L'élu local rappelle que la Ville de Dijon, la Métropole et la Région accompagnent la construction d'un nouveau bâtiment en mobilisant 4,2 millions d'euros. «Il n'y a pas de développement et d'attractivité sans un enseignement supérieur et une recherche fortes», souligne Denis Hameau.
«L'école œuvre à améliorer son ancrage au sein du milieu socio-économique local»

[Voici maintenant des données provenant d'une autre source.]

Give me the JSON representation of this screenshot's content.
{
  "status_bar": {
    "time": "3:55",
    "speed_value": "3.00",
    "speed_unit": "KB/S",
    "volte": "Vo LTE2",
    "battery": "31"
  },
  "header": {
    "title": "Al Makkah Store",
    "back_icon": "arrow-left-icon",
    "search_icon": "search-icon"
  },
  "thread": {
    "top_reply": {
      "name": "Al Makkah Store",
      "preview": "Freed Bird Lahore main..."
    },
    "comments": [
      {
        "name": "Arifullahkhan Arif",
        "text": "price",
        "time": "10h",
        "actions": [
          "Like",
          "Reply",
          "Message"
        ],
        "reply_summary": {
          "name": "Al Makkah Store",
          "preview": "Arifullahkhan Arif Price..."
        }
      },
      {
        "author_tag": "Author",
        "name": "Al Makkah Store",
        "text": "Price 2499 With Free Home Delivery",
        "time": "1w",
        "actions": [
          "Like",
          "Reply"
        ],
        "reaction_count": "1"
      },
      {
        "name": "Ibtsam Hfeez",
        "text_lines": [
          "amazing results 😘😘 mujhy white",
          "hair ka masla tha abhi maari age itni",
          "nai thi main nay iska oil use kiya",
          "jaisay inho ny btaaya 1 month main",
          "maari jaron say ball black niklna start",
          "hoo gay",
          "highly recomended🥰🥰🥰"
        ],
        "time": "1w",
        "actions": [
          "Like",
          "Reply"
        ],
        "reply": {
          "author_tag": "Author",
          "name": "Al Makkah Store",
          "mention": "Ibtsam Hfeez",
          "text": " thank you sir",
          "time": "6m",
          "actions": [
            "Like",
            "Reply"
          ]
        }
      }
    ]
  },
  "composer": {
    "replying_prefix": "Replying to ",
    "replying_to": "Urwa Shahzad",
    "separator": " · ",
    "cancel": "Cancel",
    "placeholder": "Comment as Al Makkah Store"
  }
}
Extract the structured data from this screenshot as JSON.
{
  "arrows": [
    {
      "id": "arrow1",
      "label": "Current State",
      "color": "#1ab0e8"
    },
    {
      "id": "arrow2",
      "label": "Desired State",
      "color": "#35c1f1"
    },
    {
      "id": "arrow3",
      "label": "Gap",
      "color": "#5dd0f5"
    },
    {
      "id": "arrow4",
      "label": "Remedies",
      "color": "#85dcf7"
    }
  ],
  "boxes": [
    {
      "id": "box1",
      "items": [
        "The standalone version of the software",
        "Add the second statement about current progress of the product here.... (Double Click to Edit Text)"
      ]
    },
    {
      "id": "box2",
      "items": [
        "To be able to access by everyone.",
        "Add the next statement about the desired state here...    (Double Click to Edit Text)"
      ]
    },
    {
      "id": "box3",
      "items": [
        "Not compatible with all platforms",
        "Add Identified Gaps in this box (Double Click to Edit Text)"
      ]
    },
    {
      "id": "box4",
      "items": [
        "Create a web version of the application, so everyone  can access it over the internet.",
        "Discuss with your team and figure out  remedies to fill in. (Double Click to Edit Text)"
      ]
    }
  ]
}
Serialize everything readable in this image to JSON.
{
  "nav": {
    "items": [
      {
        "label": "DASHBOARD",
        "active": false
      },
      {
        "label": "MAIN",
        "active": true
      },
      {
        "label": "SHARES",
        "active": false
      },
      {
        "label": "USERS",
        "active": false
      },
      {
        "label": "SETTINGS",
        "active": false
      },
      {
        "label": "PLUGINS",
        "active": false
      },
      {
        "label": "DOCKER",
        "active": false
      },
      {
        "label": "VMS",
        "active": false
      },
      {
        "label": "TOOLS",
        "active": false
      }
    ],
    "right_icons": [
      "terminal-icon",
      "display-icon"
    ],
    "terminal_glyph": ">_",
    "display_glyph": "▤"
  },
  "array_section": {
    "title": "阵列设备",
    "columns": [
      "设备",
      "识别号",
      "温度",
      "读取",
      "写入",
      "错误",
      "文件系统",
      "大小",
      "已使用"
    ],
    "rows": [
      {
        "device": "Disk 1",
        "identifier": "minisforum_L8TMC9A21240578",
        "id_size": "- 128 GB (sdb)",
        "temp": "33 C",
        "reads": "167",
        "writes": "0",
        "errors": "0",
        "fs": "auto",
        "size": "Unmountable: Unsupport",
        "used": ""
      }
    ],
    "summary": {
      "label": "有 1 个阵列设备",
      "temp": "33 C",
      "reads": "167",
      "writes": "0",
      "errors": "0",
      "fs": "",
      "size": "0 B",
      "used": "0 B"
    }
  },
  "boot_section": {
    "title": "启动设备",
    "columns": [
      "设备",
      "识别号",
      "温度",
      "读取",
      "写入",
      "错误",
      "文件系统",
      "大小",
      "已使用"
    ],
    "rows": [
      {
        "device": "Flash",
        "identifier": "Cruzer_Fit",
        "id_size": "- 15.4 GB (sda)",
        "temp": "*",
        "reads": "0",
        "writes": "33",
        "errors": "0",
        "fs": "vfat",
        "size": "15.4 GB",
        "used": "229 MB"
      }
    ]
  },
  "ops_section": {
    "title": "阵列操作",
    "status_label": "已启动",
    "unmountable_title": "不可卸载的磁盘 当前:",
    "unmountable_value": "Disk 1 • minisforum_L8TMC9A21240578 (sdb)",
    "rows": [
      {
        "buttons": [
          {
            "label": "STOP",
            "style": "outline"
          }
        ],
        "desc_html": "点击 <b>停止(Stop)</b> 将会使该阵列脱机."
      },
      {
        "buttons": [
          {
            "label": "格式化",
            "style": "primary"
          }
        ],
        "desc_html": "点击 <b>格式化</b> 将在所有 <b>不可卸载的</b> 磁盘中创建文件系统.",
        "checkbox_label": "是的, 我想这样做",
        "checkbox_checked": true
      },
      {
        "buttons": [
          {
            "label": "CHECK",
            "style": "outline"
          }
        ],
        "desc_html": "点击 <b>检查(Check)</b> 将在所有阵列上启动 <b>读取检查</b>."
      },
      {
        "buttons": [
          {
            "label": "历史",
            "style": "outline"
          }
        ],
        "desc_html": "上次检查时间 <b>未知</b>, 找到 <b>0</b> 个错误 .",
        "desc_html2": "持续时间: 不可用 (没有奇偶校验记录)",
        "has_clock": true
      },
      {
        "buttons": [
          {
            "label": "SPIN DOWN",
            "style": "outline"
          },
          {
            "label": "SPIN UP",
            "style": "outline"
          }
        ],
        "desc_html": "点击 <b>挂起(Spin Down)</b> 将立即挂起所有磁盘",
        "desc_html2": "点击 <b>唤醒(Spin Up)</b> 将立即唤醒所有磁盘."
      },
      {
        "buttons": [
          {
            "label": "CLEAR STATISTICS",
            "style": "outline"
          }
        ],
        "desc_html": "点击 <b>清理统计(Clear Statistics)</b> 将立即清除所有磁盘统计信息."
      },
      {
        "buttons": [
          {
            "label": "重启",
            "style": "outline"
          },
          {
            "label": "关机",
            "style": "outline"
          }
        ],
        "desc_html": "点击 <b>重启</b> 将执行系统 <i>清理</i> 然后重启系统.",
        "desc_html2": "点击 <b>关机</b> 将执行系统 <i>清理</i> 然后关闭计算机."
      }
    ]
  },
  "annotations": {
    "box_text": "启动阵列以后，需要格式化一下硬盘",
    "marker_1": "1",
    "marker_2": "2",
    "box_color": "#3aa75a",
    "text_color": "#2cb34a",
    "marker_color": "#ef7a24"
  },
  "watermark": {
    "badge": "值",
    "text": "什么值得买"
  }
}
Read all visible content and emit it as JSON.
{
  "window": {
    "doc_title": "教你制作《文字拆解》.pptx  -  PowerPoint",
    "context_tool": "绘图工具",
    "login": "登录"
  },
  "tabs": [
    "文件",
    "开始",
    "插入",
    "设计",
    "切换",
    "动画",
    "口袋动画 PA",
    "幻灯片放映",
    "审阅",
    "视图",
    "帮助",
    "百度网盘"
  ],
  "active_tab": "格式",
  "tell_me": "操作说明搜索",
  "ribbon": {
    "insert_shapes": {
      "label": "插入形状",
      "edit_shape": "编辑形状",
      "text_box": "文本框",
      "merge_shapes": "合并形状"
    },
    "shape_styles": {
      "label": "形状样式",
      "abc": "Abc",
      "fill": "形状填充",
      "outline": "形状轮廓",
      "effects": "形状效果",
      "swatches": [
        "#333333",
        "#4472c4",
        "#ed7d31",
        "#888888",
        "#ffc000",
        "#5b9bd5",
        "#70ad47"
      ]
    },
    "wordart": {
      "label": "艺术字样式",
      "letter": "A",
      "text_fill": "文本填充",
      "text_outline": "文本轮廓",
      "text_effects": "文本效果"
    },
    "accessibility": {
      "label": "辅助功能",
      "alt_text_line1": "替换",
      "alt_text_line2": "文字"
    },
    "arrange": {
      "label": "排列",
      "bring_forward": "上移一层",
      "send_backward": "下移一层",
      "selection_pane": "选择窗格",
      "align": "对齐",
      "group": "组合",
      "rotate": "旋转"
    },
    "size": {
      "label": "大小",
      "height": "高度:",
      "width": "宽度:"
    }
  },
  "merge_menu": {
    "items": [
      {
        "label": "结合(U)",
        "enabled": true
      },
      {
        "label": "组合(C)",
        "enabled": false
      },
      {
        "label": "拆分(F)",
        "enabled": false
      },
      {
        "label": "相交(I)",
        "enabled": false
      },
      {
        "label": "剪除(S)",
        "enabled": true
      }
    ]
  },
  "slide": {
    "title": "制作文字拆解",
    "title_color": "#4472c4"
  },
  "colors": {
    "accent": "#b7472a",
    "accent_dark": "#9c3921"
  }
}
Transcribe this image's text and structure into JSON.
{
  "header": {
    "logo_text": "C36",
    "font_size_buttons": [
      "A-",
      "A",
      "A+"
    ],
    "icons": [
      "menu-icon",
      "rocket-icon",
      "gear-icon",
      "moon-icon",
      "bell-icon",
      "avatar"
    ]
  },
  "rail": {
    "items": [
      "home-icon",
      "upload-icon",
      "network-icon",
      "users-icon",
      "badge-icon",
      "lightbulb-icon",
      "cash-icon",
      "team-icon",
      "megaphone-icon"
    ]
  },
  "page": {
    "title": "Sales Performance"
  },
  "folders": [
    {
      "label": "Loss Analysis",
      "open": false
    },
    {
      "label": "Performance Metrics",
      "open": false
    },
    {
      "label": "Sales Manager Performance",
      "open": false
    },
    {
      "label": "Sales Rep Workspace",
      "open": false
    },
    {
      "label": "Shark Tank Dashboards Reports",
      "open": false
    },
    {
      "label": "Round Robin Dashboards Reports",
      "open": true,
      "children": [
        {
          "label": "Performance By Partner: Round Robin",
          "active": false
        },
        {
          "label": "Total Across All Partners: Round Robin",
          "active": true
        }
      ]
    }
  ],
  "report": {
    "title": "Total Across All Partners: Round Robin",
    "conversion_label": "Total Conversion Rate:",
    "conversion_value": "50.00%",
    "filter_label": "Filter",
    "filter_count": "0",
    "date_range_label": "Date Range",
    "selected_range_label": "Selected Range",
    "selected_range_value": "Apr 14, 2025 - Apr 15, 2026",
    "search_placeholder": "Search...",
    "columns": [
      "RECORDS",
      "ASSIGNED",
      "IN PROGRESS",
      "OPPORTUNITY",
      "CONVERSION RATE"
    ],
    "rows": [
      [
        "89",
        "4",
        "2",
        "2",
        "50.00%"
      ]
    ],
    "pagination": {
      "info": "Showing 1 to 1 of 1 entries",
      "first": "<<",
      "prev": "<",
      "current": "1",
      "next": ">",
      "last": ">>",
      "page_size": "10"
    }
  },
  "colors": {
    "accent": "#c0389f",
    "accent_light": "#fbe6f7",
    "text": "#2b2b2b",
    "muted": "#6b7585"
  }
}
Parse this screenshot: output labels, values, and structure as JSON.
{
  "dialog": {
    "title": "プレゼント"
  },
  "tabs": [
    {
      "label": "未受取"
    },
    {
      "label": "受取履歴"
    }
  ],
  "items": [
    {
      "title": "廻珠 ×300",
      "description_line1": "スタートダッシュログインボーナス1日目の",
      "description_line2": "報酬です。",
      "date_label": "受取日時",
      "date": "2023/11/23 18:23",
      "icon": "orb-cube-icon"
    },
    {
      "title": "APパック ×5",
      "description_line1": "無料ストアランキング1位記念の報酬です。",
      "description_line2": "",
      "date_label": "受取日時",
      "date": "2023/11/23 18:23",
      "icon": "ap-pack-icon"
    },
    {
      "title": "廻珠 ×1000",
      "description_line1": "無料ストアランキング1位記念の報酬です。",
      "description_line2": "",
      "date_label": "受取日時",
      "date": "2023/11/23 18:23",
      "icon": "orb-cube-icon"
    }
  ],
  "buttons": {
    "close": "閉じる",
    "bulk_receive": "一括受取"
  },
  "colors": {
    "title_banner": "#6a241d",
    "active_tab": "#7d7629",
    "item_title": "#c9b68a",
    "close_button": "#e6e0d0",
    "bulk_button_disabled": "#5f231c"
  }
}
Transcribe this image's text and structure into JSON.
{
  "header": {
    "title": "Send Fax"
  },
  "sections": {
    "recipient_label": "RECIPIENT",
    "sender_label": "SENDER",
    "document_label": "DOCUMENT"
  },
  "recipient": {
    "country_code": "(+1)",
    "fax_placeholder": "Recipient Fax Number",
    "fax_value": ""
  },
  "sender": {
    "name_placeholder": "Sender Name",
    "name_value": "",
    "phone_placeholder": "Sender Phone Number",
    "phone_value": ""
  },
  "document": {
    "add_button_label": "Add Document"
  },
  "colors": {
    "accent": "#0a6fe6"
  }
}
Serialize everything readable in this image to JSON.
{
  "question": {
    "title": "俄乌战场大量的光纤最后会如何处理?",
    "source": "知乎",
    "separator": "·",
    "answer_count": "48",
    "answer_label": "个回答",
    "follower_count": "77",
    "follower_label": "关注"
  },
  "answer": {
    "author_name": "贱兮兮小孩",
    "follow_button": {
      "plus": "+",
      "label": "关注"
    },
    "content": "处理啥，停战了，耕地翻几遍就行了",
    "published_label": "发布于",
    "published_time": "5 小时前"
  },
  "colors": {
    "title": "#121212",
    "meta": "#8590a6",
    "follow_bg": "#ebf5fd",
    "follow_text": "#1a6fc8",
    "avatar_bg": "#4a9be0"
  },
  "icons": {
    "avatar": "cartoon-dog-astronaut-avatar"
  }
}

Sous un tonnerre d'applaudissements, Albert Dipanda, directeur de l'ÉSIREM, prend à son tour la parole. L'ambiance devient alors plus joyeuse dans l'amphi tandis que défile une vidéo rappelant les bons moments de la vie étudiante, comme pour exorciser les temps difficiles de la crise sanitaire.
«L'école œuvre à améliorer son ancrage au sein du milieu socio-économique local», signale le directeur, «nous avons mis en place un partenariat privilégié avec certaines grandes entreprises de la région». Albert Dipanda annonce qu'Alstom et Savoye devraient prochainement les rejoindre.
Vient alors le temps des prises de parole de majors de promotion puis de la remise effective du diplôme à chaque nouvel ingénieur. La désormais traditionnelle photographie de lancer de toques venant clore la cérémonie dans une ambiance tumultueuse.
Implantation sur le site technopolitain du Creusot
Plusieurs nouveautés vont émailler l'actualité de l'ÉSIREM dans les prochains mois : l'instauration de Polytech Dijon d'ici l'été et la livraison du nouveau bâtiment dijonnais prévue pour la fin de l'année.
Parallèlement, le site installé depuis 2020 sur le campus de l'IUT du Creusot continue de se développer. En effet, des ingénieurs de l'ÉSIREM sont régulièrement recrutés par des entreprises de la filière nucléaire en Saône-et-Loire.
Au Creusot, la filière robotique en formation initiale et la filière cobotique en apprentissage connaissent un intérêt grandissant. Un déménagement est attendu sur le site technopolitain en 2024 (
voir notre reportage) qui prendra place dans l'ancien lycée Jean Jaurès réhabilité.